Awal mengelola Arema mereka puas karena dengan dua modal awal tadi sudah dapat meraup laba besar. Namun sebagai kapitalis mereka selalu ingin mendapatkan keuntungan yang lebih besar dari sebelumnya. Dinaikkanlah harga tiket pertandingan sedikit demi sedikit. Aremania yang masih dibutakan fanatisme tetap saja membeli. Sampai harga tiket itu tidak dapat dijangkau oleh semua kelas sosial Aremania. Mereka sampai ada yang menabung dari satu pekan bekerja agar bisa menyaksikan pertandingan Arema di akhir pekan. Sebagian lagi lebih selektif karena mereka hanya sanggup membeli satu tiket pertandingan dalam satu bulan, dari sekian pertandingan mereka memilih satu pertandingan untuk ditonton.
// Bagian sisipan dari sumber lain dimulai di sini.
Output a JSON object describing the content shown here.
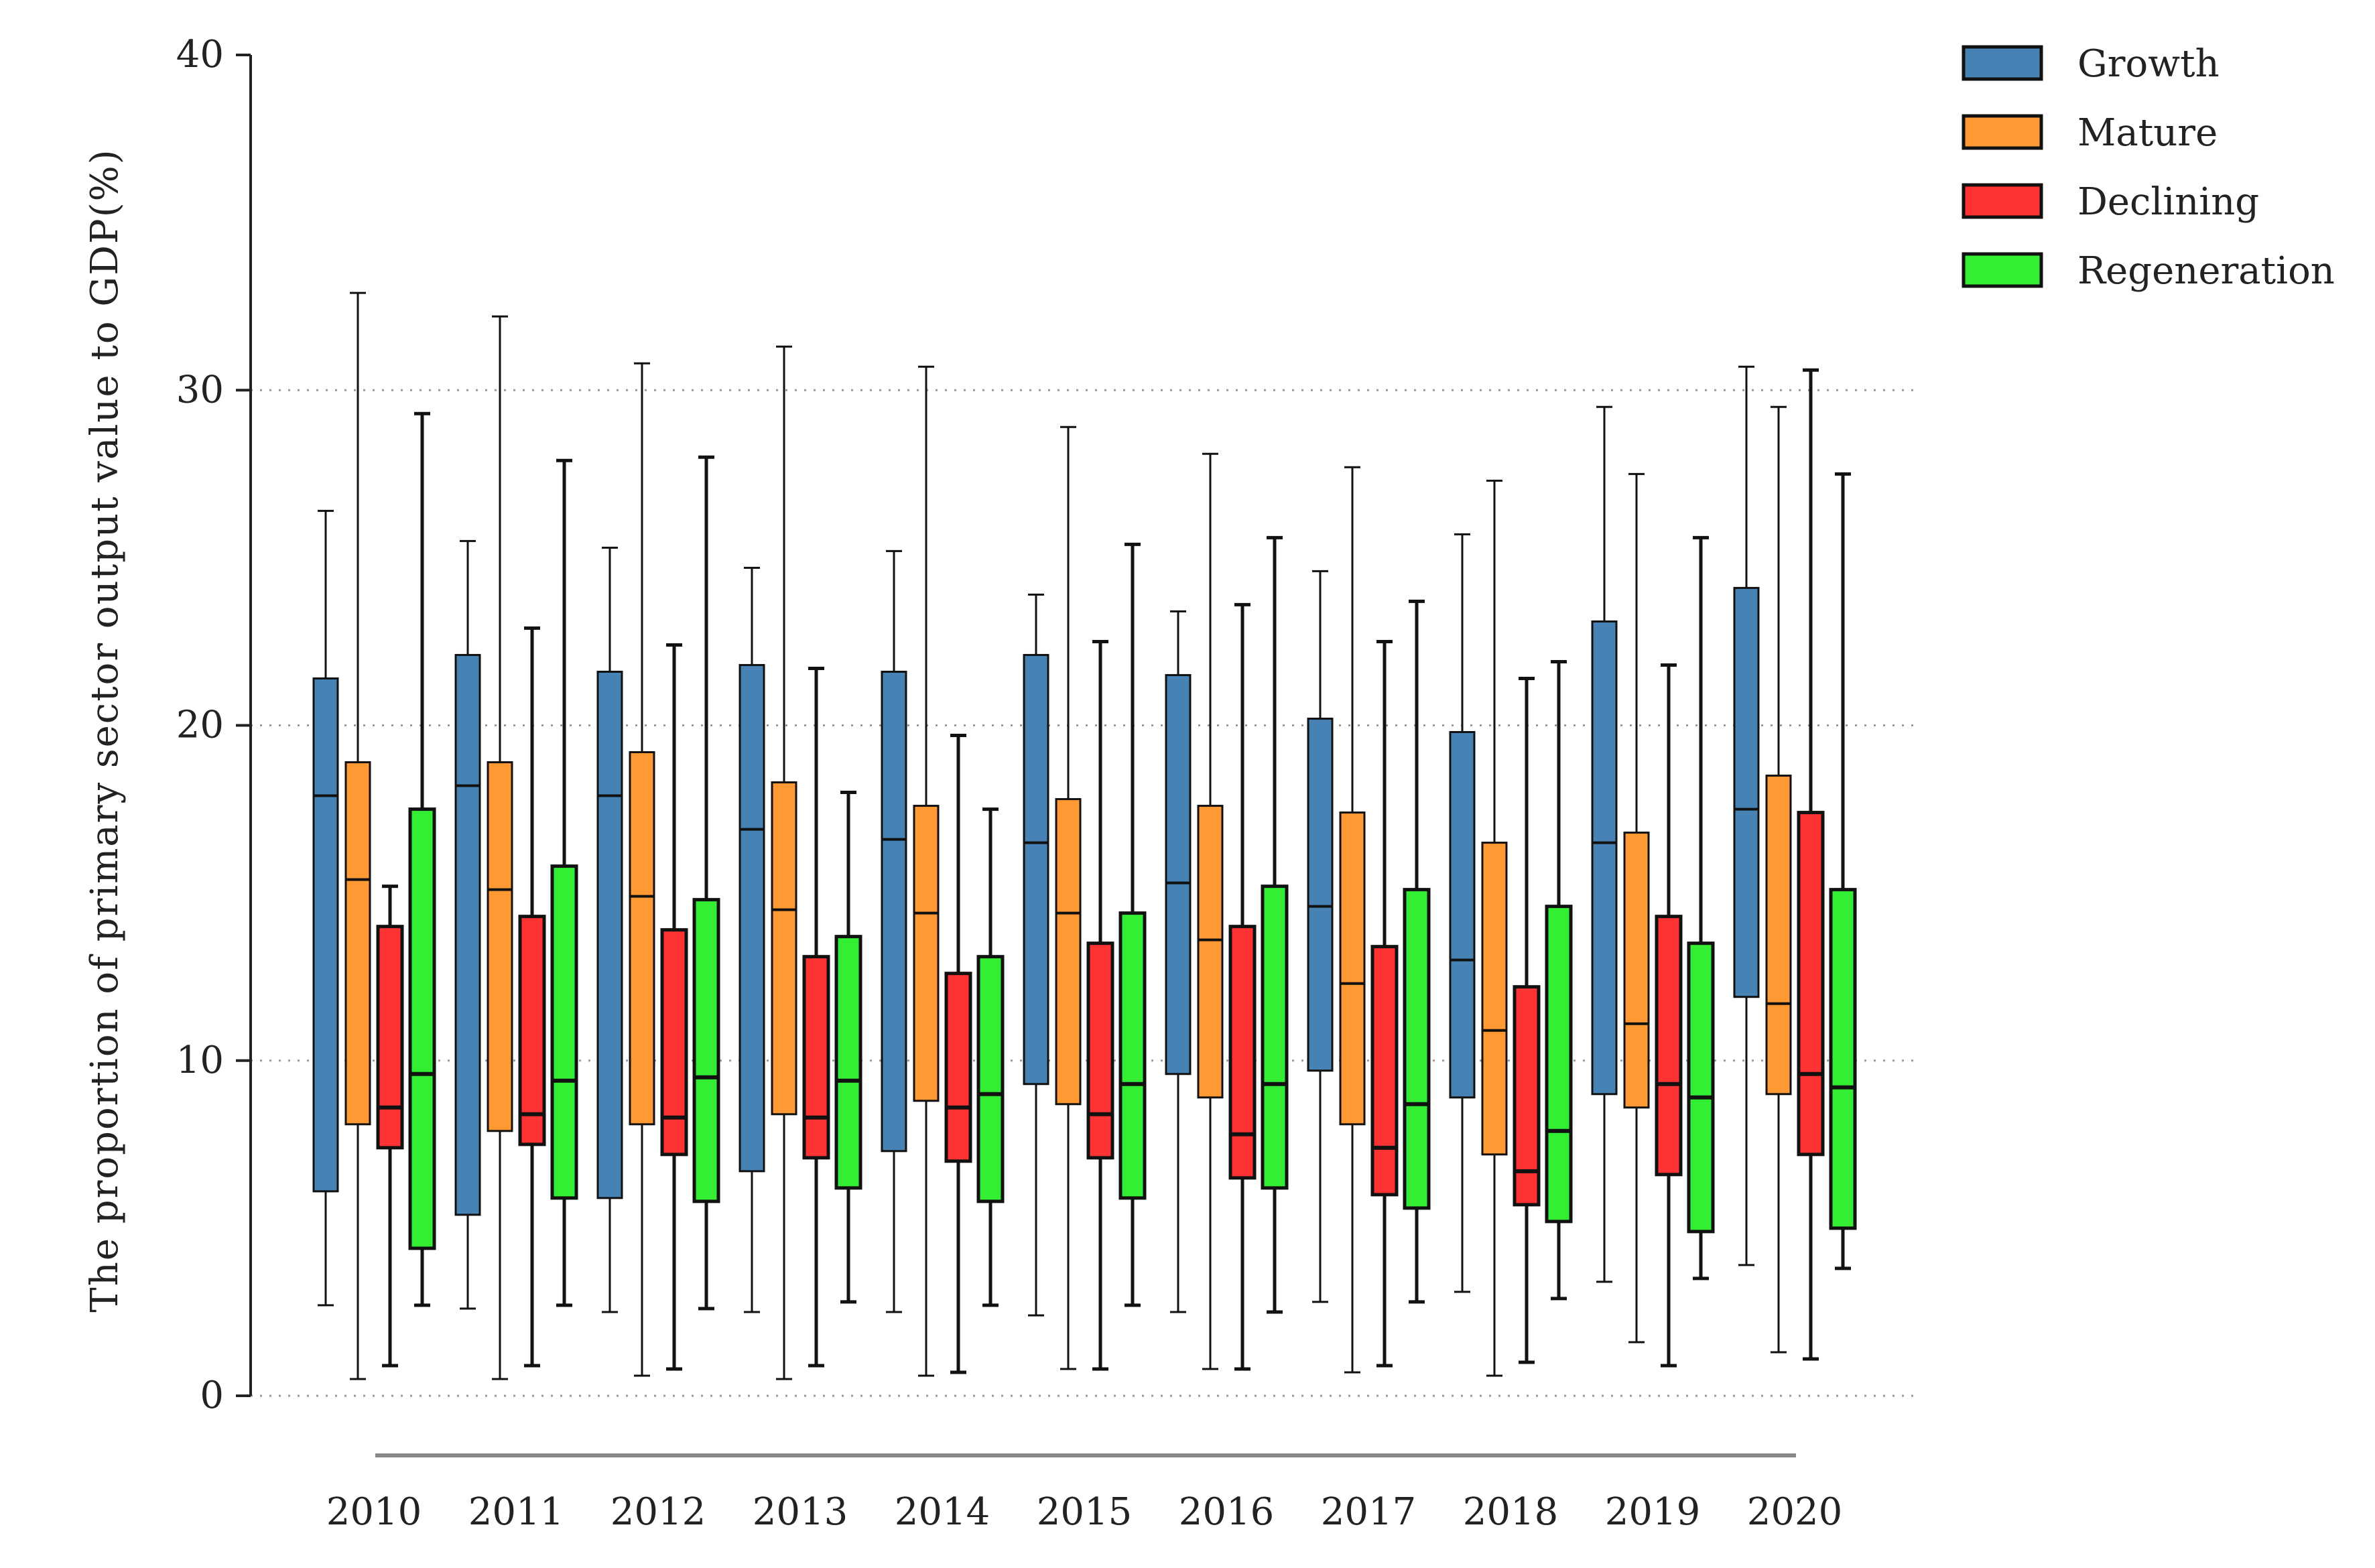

Selebihnya mereka menyaksikan Arema berlaga dari layar televisi sekalipun laga kandang. Karena sebagai klub besar Arema sering ditayangkan televisi karena marketable. Tribun stadion berangsur tidak penuh. Manajemen mulai cemas. Mereka cemas tidak akan lagi mendapatkan laba besar dan justru merugi. Meskipun mendapatkan hasil dari hak siar televisi tetapi itu dianggapnya tidak seberapa. Dengan nama besar Arema mereka kemudian menuntut loyalitas Aremania kepada klub kebanggannya itu.

Kepada media mereka bicara kalau klub terancam merugi dan bangkrut. Karena itu agar tetap eksis mereka melalui pemberitaan di media menuntut loyalitas dengan meminta Aremania memenuhi tribun stadion. Aremania yang masih cinta dengan Arema sebagian melakukan apapun untuk mendukung klub kesayangannya itu. Menjual barang berharga tidak jadi soal asal dapat berkontribusi bagi kelangsungan eksistensi Arema berkompetisi di liga. Namun sebagian lain tersadar bahwa mereka suporter bukan customer.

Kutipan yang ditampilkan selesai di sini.